The Troika Dolls - Miranda Darling [41]
Perhaps it was too easy for conversations to be overheard. Talk had been dangerous, often lethal, under communism. People had perhaps preferred to talk in the privacy of their own living rooms, kitchens, cupboards. Or perhaps the party had considered cafés too subversive, too fertile an intellectual climate to be tolerated, having never forgotten that Lenin planned the revolution from the Café Odeon in Zurich, a stone’s throw from the Bellevueplatz.
The café was filled with plastic tables, a mock tile floor and smoke like fog. Vadim was waiting at a table by the window. He looked the part, she thought, for a covert operation: a grey woollen overcoat—the collar turned up to hide his jaw—a black rollneck; the sleeves of an old naval jersey, striped blue and white and worn at the edges, poked out from the black cuffs. An army cap lay on the table bearing the already faded colours of the new Russia.
They ordered hot tea with lemon.
‘The hospital’s not far,’ Vadim began. ‘I will tell them I am a friend of Petra’s and that you are her music teacher.’
Music teacher. Delightful.
Stevie wished she’d worn her most snappy tweed ensemble, hair waved in a didactic but faintly musical style; she would have chosen her long opera pearls, the ones that hung to her navel, and attached a piano key to the clasp, fingers perfumed with rosin from the little violin bows of the children.
The sound began as a low rumble, like distant surf. Stevie ignored it but it grew quickly louder until Vadim noticed it, too. Through the window they saw a mass of people come snaking around the corner, some waving placards, others waving fists, one with a shabby loud hailer. There would have been some three hundred at a rough guess.

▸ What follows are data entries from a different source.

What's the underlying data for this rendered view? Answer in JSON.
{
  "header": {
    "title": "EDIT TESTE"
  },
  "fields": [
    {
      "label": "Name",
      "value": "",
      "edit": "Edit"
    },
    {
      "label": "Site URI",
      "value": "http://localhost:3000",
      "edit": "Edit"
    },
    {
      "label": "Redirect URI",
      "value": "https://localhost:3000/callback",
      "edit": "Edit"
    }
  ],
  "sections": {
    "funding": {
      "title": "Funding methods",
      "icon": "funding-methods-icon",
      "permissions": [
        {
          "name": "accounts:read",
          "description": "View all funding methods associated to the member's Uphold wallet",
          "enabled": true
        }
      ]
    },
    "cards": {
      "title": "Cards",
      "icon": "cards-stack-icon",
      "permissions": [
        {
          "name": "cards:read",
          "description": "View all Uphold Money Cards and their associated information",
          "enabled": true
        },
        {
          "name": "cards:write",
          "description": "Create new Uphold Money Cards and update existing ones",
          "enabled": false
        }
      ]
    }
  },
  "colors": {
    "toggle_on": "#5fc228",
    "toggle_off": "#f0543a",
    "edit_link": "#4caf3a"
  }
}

Militzia were gathering around them like flies, buzzing just out of touch but planning a landing.
The protesters stopped and began to shout at the Kremlin walls, punching the air, shaking their placards. Stevie was tempted to go outside for a closer look but experience (Jakarta, burning tyres, a rather disastrous betchuk chase) had taught her that it never did to get caught in other people’s anger. And in Russia, as in Indonesia, the security forces could be unpredictable.
‘What are they protesting about, Vadim?’ Stevie peered closely, trying to read the placards. The protesters were all women, bundled up tight in the cold with headscarves, their pale faces pinched with pink. Her eyebrows shot up incredulously. ‘Are they—mothers?!’
‘They are from the Mothers’ Rights group.’ Vadim spoke quietly. He lit another cigarette. ‘They are the mothers of soldiers who have disappeared in Chechnya, or been tormented to death by their officers, or who have returned home physically and mentally destroyed, only to be swept under the carpet like ashes.’
Vadim rubbed his scar absentmindedly. It grew red. ‘When you turn eighteen, you are conscripted. You become a “human resource” for the great nation of Russia, and so like that she may do with you what she wishes.’
‘So, it really is as bad as they say.’
He smiled bitterly. ‘Probably worse than you know. Think on this, and every word is true: in 2002, five hundred men were killed—that’s a whole battalion’s worth—but not from fighting a war. They were beaten to death by their own officers. Whole squadrons have deserted because conditions are so bad. The officers steal tanks, weapons, even the few roubles the privates get sent by their parents.’
Vadim looked out at the protesters. The militzia were buzzing in tighter circles now. Trucks had arrived, ominously windowless.
‘These parents are despised by the officers—the Mothers’ Rights group especially. It annoys them that sometimes, just sometimes, their behaviour is so outrageous—’ the poison in Vadim’s voice could have killed a cobra, ‘—and that it transgresses the line between man and beast so flagrantly, that the mothers protest and shout and demand that something be done to discipline the officers who killed their Sascha on a drunken whim.